Vêem-se fumos cobrindo o sol, aquecendo a terra
No fundo do mar, peixes crescem com arsénio
O inverno quente já parece a primavera
Não respeitam o acordo de Kioto, esse convénio
Tempo de criança, guerras a pedra quem me dera
Ter uma bola de farrapos ou pião como prémio.

Vêem-se bancos de gelo, a água a os absolver
Os eixos do planetas já andam aos solavancos
A água avança, tantos gritos terra a desaparecer
Montanhas a tremer, ouvem-se gritos de espanto
Vulcões rebentão, incendeia o ar, e terra a arder
Esquecem da beleza da natureza nosso encanto.

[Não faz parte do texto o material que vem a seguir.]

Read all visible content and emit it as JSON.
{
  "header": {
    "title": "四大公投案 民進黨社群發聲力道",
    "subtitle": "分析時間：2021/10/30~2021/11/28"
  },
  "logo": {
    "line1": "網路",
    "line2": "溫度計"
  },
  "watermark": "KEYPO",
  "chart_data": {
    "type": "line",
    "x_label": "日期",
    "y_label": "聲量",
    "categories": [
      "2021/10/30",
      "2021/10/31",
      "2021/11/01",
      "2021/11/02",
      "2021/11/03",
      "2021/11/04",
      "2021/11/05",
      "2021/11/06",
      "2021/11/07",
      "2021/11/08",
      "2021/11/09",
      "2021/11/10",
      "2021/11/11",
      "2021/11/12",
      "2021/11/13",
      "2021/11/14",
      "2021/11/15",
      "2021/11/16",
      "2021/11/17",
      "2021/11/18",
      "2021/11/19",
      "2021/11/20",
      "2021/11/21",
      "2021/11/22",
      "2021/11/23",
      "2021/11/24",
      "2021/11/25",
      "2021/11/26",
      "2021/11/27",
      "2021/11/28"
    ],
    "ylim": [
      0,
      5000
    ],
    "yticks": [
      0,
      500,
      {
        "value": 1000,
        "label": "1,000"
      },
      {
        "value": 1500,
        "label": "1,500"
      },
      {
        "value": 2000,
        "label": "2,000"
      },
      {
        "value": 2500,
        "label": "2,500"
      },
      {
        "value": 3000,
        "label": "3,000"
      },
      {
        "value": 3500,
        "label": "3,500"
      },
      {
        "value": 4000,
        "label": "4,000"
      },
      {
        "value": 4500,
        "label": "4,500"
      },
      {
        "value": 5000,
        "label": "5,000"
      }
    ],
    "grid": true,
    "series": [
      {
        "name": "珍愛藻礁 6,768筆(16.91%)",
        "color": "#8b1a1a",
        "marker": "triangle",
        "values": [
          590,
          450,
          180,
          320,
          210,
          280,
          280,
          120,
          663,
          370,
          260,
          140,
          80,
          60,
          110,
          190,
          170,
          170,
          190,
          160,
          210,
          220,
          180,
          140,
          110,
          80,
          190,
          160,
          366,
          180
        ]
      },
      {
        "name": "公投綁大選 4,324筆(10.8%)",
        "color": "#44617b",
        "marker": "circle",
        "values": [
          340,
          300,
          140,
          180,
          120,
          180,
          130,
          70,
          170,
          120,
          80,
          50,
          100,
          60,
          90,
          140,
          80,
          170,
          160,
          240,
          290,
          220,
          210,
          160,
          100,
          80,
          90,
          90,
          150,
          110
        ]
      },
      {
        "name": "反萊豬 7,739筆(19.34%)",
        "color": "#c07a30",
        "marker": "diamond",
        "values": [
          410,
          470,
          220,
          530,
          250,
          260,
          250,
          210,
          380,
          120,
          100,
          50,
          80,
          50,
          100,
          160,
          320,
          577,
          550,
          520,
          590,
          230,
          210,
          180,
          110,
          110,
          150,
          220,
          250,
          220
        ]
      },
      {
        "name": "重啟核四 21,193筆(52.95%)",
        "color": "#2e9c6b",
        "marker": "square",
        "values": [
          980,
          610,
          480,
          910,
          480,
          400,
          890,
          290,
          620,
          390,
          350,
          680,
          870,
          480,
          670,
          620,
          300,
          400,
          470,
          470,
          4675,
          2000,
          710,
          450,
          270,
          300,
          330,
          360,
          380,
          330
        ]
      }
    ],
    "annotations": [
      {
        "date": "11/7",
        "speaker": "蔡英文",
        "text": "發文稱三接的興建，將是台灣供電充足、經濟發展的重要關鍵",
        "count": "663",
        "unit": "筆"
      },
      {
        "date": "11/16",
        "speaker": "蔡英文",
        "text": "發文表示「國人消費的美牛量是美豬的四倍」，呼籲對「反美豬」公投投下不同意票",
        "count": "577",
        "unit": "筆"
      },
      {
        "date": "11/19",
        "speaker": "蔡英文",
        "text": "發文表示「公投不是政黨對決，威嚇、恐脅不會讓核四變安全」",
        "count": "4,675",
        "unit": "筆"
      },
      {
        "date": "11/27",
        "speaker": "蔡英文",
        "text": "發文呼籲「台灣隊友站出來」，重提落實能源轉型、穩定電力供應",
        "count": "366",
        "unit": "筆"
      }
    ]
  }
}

Egoísmo anda aos tiros, deuses disparam canhões
Cara tapada, rodilha na cabeça colete de dinamite
Homens bombas desalmados, aniquilam multidões
Por onde andam nossos deuses que a paz os incite
Petróleo, terra, mulheres e poder, são suas paixões
A humanidade morre debaixo do urânio e dinamite.

Ha Ben Laden que incendiaste as mentes guerreiras
Puseste a humanidade em desalinho e em guerra
Todos se agarram aos canhões costumes e bandeiras
Para defender petróleo suas mulheres e sua terra
Os homens falam a traição não respeita cimeiras
Eu a pedir paz e amor que meu coração encerra.